Do the actions of our church align with what we profess to believe? If not, something needs to change. Do our actions need to change, or do our beliefs? By and large I think the professed beliefs of our community are good and do not need to change, at least not by much. But do our actions line up with that? Do our actions reveal that our priorities are what we claim they are? Or do they need work?
Luke 6:43-45 says “No good tree bears bad fruit, nor does a bad tree bear good fruit. Each tree is recognized by its own fruit. People do not pick figs from thornbushes, or grapes from briers. A good man brings good things out of the good stored up in his heart, and an evil man brings evil things out of the evil stored up in his heart. For the mouth speaks what the heart is full of.”

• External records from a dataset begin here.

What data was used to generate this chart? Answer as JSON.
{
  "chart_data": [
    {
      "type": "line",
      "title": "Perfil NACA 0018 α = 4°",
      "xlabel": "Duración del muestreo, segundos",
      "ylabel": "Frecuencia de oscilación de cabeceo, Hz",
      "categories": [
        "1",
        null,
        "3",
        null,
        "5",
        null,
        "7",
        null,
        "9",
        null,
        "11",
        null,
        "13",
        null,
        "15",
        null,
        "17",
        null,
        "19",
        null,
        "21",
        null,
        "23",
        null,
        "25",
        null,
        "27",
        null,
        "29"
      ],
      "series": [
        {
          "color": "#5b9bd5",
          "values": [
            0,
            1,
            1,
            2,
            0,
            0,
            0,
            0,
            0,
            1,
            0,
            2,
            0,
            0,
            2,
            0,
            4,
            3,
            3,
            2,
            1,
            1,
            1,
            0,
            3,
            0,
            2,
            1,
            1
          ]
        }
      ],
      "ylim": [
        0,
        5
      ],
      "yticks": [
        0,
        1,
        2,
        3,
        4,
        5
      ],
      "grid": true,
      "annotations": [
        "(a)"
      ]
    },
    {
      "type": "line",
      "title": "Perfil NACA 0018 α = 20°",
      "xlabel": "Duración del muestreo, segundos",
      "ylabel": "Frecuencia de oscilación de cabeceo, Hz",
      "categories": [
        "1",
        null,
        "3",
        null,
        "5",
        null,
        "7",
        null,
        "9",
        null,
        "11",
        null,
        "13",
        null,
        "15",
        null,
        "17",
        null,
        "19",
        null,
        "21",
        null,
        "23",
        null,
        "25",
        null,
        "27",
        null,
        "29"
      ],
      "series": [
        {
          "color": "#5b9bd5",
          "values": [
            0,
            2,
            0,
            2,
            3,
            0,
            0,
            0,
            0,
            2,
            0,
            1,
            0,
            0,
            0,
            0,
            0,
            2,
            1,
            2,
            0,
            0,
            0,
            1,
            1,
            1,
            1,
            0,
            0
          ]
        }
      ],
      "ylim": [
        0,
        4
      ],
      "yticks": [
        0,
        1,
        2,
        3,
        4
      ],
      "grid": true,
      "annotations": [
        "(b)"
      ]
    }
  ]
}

It is true that the mouth speaks what the heart is full of. I think it is equally true that this principle applies to other areas of life. I believe our actions, as well as our words, reveal what is in our hearts. Matthew 6:21, “For where your treasure is, there your heart will be also.” Where is our treasure? Is it in our own bank accounts? Or is it wherever our Lord is? If our treasure is our relationship with God, then shouldn’t our treasure be wherever He is? And if our treasure is wherever God is, whom we profess to follow, then we will be investing our time and our money as offerings to our Lord, which will include giving it to the poor and the needy. For Grace Community Church, this has come to include a family in need on the other end of the world, a family who GCC can give a home to.
I know that no church does this perfectly, but my hope is that we can be a people who put our money where our mouth is. I hope that we can be a church who’s professed priorities are revealed not only in paper and in words, but also in the way we spend our money and time, and in the way we treat other people. So go ahead: put your money where your mouth is.